Disney appeared similarly lost when performing a bizarre Twitter stunt that even the official Simpsons account was comfortable mocking: a thread of more than 600 posts revealing every single movie and show in its vast archive, including lots of forgotten dreck that wouldn’t excite the most fanatic Mouseketeer. Because, I guess, when your company becomes the monoculture, you forget which products made you popular in the first place. But never mind: They have Star Wars, y’all! Yes, the franchise has had some ups and downs, internal strife and backlash from toxic sectors of the audience, but at the end of the day, they can’t ruin the original, classic trilogy. Unless, like, George Lucas made a weird edit to a hotly debated scene back when he sold Lucasfilm to Disney in 2012, one that Disney+ is now obligated to preserve.

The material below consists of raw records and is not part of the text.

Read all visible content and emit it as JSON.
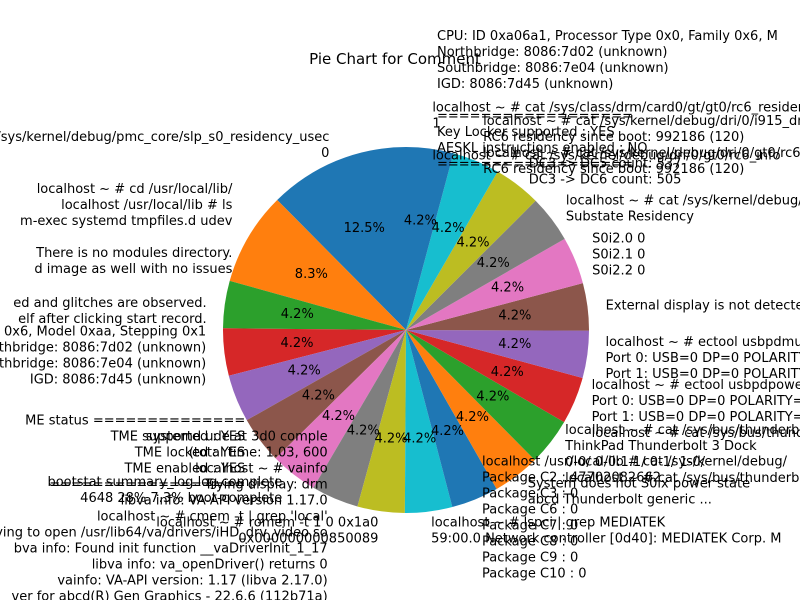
{
  "chart_data": {
    "type": "pie",
    "title": "Pie Chart for Comment",
    "start_angle": 90,
    "direction": "counterclockwise",
    "colors": [
      "#1f77b4",
      "#ff7f0e",
      "#2ca02c",
      "#d62728",
      "#9467bd",
      "#8c564b",
      "#e377c2",
      "#7f7f7f",
      "#bcbd22",
      "#17becf"
    ],
    "slices": [
      {
        "value": 12.5,
        "label": "12.5%",
        "category": [
          "/sys/kernel/debug/pmc_core/slp_s0_residency_usec",
          "0"
        ]
      },
      {
        "value": 8.3,
        "label": "8.3%",
        "category": [
          "localhost ~ # cd /usr/local/lib/",
          "localhost /usr/local/lib # ls",
          "m-exec  systemd  tmpfiles.d  udev",
          "",
          "There is no modules directory.",
          "d image as well with no issues"
        ]
      },
      {
        "value": 4.2,
        "label": "4.2%",
        "category": [
          "",
          "ed and glitches are observed.",
          "elf after clicking start record."
        ]
      },
      {
        "value": 4.2,
        "label": "4.2%",
        "category": [
          "0x6, Model 0xaa, Stepping 0x1",
          "thbridge: 8086:7d02 (unknown)",
          "thbridge: 8086:7e04 (unknown)",
          "IGD: 8086:7d45 (unknown)"
        ]
      },
      {
        "value": 4.2,
        "label": "4.2%",
        "category": [
          ""
        ]
      },
      {
        "value": 4.2,
        "label": "4.2%",
        "category": [
          "ME status ==============",
          "TME supported : YES",
          "TME locked : YES",
          "TME enabled : YES",
          "=================="
        ]
      },
      {
        "value": 4.2,
        "label": "4.2%",
        "category": [
          "bootstat summary_log.log complete",
          "4648  28%  7.3%  boot-complete"
        ]
      },
      {
        "value": 4.2,
        "label": "4.2%",
        "category": [
          "systemd ude at 3d0 comple",
          "(total time: 1.03, 600",
          "localhost ~ # vainfo",
          "Trying display: drm",
          "libva info: VA-API version 1.17.0",
          "localhost ~ # cmem -t | grep 'local'",
          "ying to open /usr/lib64/va/drivers/iHD_drv_video.so",
          "bva info: Found init function __vaDriverInit_1_17",
          "libva info: va_openDriver() returns 0",
          "vainfo: VA-API version: 1.17 (libva 2.17.0)",
          "ver for abcd(R) Gen Graphics - 22.6.6 (112b71a)"
        ]
      },
      {
        "value": 4.2,
        "label": "4.2%",
        "category": [
          "localhost ~ # romem -t 1 0 0x1a0",
          "0x000000000850089"
        ]
      },
      {
        "value": 4.2,
        "label": "4.2%",
        "category": [
          "localhost ~ # lspci | grep MEDIATEK",
          "59:00.0 Network controller [0d40]: MEDIATEK Corp. M"
        ]
      },
      {
        "value": 4.2,
        "label": "4.2%",
        "category": [
          "localhost /usr/local/lib # cat /sys/kernel/debug/",
          "Package C2 : 47702082662",
          "Package C3 : 0",
          "Package C6 : 0",
          "Package C7 : 0",
          "Package C8 : 0",
          "Package C9 : 0",
          "Package C10 : 0"
        ]
      },
      {
        "value": 4.2,
        "label": "4.2%",
        "category": [
          "System does not S0ix power state",
          "abcd  Thunderbolt generic ..."
        ]
      },
      {
        "value": 4.2,
        "label": "4.2%",
        "category": [
          "localhost ~ # cat /sys/bus/thunderbolt/",
          "ThinkPad Thunderbolt 3 Dock",
          "0-0/     0-0:1.1/ 0-1/     1-0/",
          "localhost ~ # cat /sys/bus/thunderbolt/"
        ]
      },
      {
        "value": 4.2,
        "label": "4.2%",
        "category": [
          "localhost ~ # ectool usbpdpower",
          "Port 0: USB=0 DP=0 POLARITY=NORMAL",
          "Port 1: USB=0 DP=0 POLARITY=NORMAL",
          "localhost ~ # cat /sys/bus/thunderbolt"
        ]
      },
      {
        "value": 4.2,
        "label": "4.2%",
        "category": [
          "localhost ~ # ectool usbpdmuxinfo",
          "Port 0: USB=0 DP=0 POLARITY=NORMAL",
          "Port 1: USB=0 DP=0 POLARITY=NORMAL"
        ]
      },
      {
        "value": 4.2,
        "label": "4.2%",
        "category": [
          "External display is not detected"
        ]
      },
      {
        "value": 4.2,
        "label": "4.2%",
        "category": [
          "S0i2.0     0",
          "S0i2.1     0",
          "S0i2.2     0"
        ]
      },
      {
        "value": 4.2,
        "label": "4.2%",
        "category": [
          "localhost ~ # cat /sys/kernel/debug/pmc_core/substate_residencies",
          "Substate   Residency"
        ]
      },
      {
        "value": 4.2,
        "label": "4.2%",
        "category": [
          "DC3 -> DC5 count: 537",
          "DC3 -> DC6 count: 505"
        ]
      },
      {
        "value": 4.2,
        "label": "4.2%",
        "category": [
          "localhost ~ # cat /sys/kernel/debug/dri/0/i915_dmc_info",
          "RC6 residency since boot: 992186 (120)",
          "localhost ~ # cat /sys/kernel/debug/dri/0/gt0/rc6",
          "RC6 residency since boot: 992186 (120)"
        ]
      },
      {
        "value": 4.2,
        "label": "4.2%",
        "category": [
          "localhost ~ # cat /sys/class/drm/card0/gt/gt0/rc6_residency",
          "1",
          "",
          "localhost ~ # cat /sys/kernel/debug/dri/0/gt0/rc6_info"
        ]
      }
    ],
    "side_text": [
      "CPU: ID 0xa06a1, Processor Type 0x0, Family 0x6, M",
      "Northbridge: 8086:7d02 (unknown)",
      "Southbridge: 8086:7e04 (unknown)",
      "IGD: 8086:7d45 (unknown)",
      "",
      "==================",
      "Key Locker supported : YES",
      "AESKL instructions enabled : NO",
      "=================="
    ]
  }
}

Right. Of course. Throw the word “maclunkey” in there to keep the online nerd battles raging for another half a century. It’s not as though Star Wars has been tweaked to death already, causing countless inane schisms among the obsessed interpreters of this sacred cinematic text. Again, whatever a guy in a cheap rubber alien mask might gurgle before Harrison Ford blasts him out of the picture is of little consequence — except to the viewers Disney wants. Anyone who’s visited the theme parks knows ol’ Walt was a stickler for detail and control, having the manic finesse to create a spotless fantasy. Disney+ wants to be where your home theater dreams come true, but they launched with technical difficulties, frequent crashes and missing content.

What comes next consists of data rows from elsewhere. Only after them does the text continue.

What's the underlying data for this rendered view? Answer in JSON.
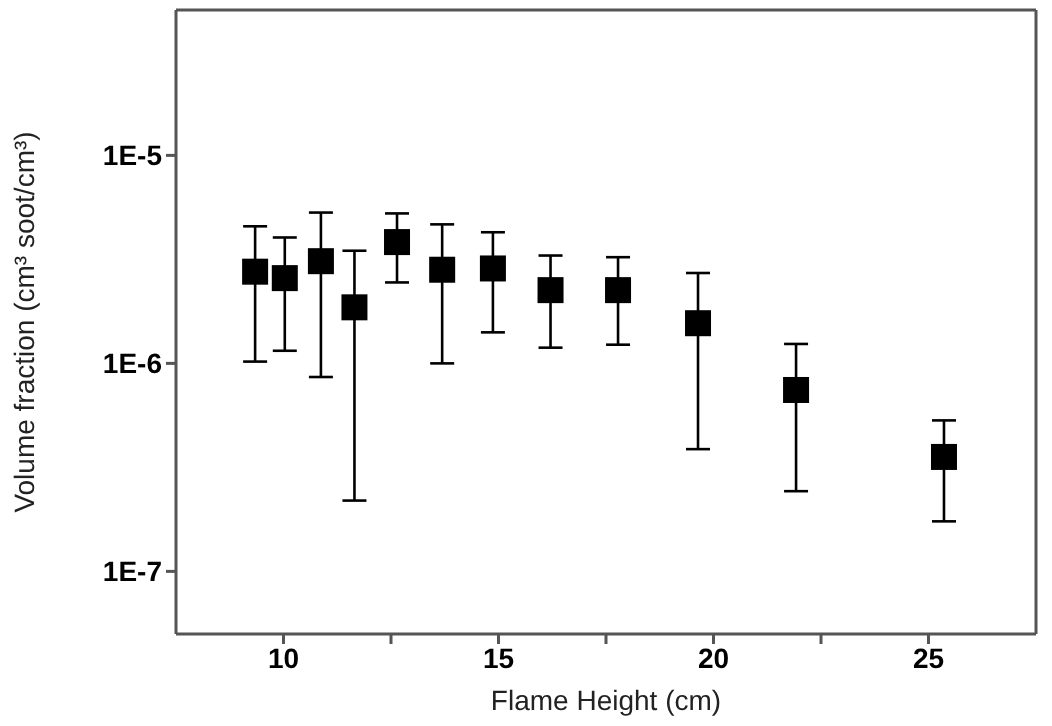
{
  "chart_data": {
    "type": "scatter",
    "xlabel": "Flame Height (cm)",
    "ylabel": "Volume fraction (cm³ soot/cm³)",
    "x": [
      9.34,
      10.03,
      10.87,
      11.65,
      12.64,
      13.69,
      14.87,
      16.21,
      17.78,
      19.64,
      21.92,
      25.36
    ],
    "series": [
      {
        "color": "#000000",
        "values": [
          2.76e-06,
          2.57e-06,
          3.1e-06,
          1.86e-06,
          3.83e-06,
          2.82e-06,
          2.86e-06,
          2.25e-06,
          2.25e-06,
          1.56e-06,
          7.45e-07,
          3.55e-07
        ],
        "errors": [
          [
            1.02e-06,
            4.56e-06
          ],
          [
            1.15e-06,
            4.03e-06
          ],
          [
            8.6e-07,
            5.31e-06
          ],
          [
            2.19e-07,
            3.48e-06
          ],
          [
            2.45e-06,
            5.26e-06
          ],
          [
            1e-06,
            4.66e-06
          ],
          [
            1.41e-06,
            4.27e-06
          ],
          [
            1.19e-06,
            3.3e-06
          ],
          [
            1.23e-06,
            3.24e-06
          ],
          [
            3.87e-07,
            2.72e-06
          ],
          [
            2.43e-07,
            1.24e-06
          ],
          [
            1.74e-07,
            5.32e-07
          ]
        ]
      }
    ],
    "xlim": [
      7.5,
      27.5
    ],
    "xticks": [
      10,
      {
        "value": 12.5,
        "label": null
      },
      15,
      {
        "value": 17.5,
        "label": null
      },
      20,
      {
        "value": 22.5,
        "label": null
      },
      25
    ],
    "ylim": [
      5e-08,
      5e-05
    ],
    "yticks": [
      {
        "value": 1e-07,
        "label": "1E-7"
      },
      {
        "value": 1e-06,
        "label": "1E-6"
      },
      {
        "value": 1e-05,
        "label": "1E-5"
      }
    ],
    "log": "y",
    "marker": "square"
  }
}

Yes, you might even conclude that the quality of tech and fidelity to source material are no more than afterthoughts when you’re locked in a suffocating bear hug with the executives who own your childhood and have only contempt for new, original ideas. But to those ponying up the $6.99 in monthly fees — a number the Disney team clearly spent more time thinking about than any other aspect of the thing they’re selling — I wish the very best. What rapture it will be relive Adventures of the Gummi Bears and watch the uncanny valley CGI reboot of Bambi from your couch while it’s still in theaters. Hype has never been wrong, and we can keep mining the past forever. Somewhere in a cryogenic jar, Walt’s head is trying with all its might to crack a smile.